8. Tikungan Tajam

68 16 72
                                    

Membangunkan Wisnu adalah kegiatan rutin yang serupa jam biologis bagi Naka. Setelah matahari muncul, tubuhnya akan otomatis bergerak dan menggedor pintu nomor sembilan. Biasanya ia menggedor pintu itu sambil mengenakan pakaian tidur atau kaos alakadarnya yang dilapisi jaket, tetapi hari ini ia sudah siap memulai hari dengan pakaian yang menurutnya keren abis.

Naka mengenakan kemeja hitam dan celana jeans biru tua. Lengan bajunya digulung hingga siku. Rambutnya juga sudah diikat dengan rapi. Tidak lupa dua kancing teratas kemejanya telah dibuka, diam-diam ia menerima saran Nanang yang pernah mengatainya seperti tercekik karena mengancing kemeja hingga leher.

"Kenapa?" Wisnu membuka pintu sambil meregangkan tubuh. Nada bicaranya tidak segalak biasanya.

"Lo tidur di jam bayi, ya? Tumben jinak."

"Sialan!" Wisnu memutar bola matanya malas ketika Naka melenggang masuk dan mengambil makanan ringan dari atas meja. "Mau ngelayat? Suram amat baju lo?"

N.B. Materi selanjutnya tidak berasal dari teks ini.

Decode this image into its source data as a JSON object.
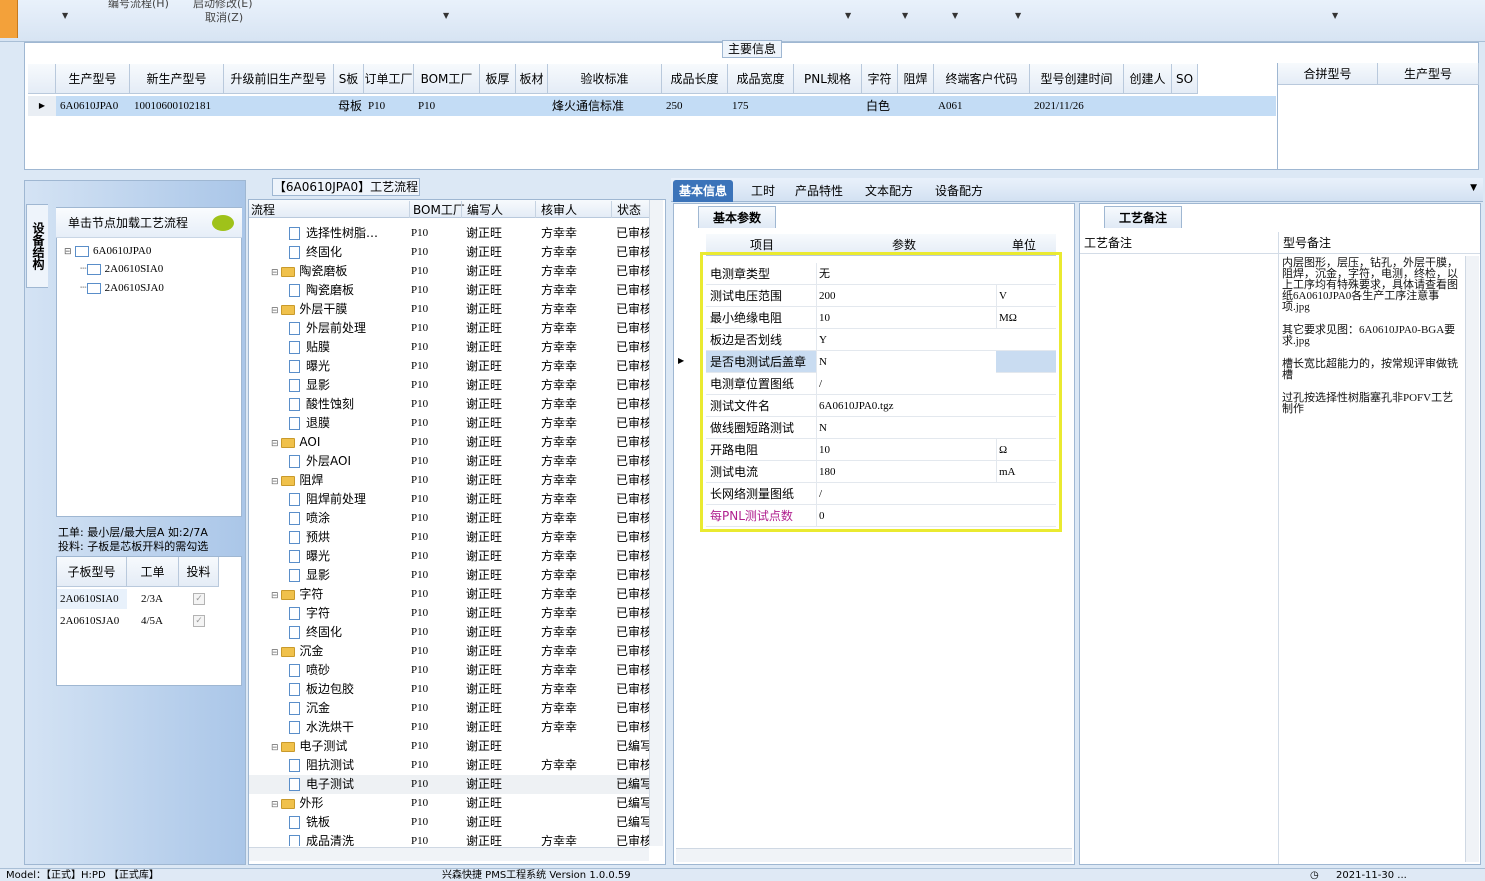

Naka langsung berdecak. "Lo bisa bonyok dikeroyok anak Teknik cuma gara-gara ngatain gue kayak mau ngelayat."

"Siap, Bang. Teknik jaya." Wisnu menjawab dengan sarkas. Helaan napasnya membuat Naka tertawa. "Nggak ngojek?"

"Ngojek, dong. Nggak ngojek, nggak makan gue." Naka bicara sambil sibuk mengunyah cemilan. "Ngomong-ngomong, nih, ya, lo tahu Nanang cabut ke mana nggak? Izin sama gue bilangnya nggak balik doang."

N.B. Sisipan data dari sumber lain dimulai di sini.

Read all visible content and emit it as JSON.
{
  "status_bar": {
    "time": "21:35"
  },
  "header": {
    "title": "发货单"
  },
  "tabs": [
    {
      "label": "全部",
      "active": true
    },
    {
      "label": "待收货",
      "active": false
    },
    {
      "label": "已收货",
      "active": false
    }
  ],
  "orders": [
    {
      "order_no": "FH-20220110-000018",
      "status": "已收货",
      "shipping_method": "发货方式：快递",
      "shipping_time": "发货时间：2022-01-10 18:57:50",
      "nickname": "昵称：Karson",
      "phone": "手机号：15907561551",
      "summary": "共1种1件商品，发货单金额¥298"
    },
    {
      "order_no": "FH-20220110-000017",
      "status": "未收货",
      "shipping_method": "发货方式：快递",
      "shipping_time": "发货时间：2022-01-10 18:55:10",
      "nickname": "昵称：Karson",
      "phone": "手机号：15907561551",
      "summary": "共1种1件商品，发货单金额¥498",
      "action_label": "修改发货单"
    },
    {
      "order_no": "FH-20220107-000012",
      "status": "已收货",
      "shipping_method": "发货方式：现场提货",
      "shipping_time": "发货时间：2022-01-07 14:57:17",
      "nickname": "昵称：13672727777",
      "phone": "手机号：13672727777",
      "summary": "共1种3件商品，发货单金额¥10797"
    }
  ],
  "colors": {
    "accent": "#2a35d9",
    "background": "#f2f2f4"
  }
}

"Lo yang kuncen kosan aja nggak tahu, apalagi gue. Lagian, ya, bukannya Nanang paling deket sama lo? Harusnya gue yang nanya, ke mana, tuh, bocah? Udah anak semester akhir kerjanya keluyuran terus."

Naka berhenti mengunyah. "Kalo mau ngatain gue, nggak usah sok bawa-bawa Nanang, geh, Sat!"

"Lah, tumben sadar. Gimana urusan skripsi lo?"

"Anah, beneran bangsat! Ini masih pagi, kepala gue udah banyak pikiran, malah ditambahin." Laki-laki berambut terikat itu sampai harus memejamkan mata untuk menahan segala emosi yang berkecambuk di dadanya. Ia menghela napas berat setelah mendapati kalau Wisnu tidak berkomentar setelahnya. "Ngeles, geh, kok, diem?"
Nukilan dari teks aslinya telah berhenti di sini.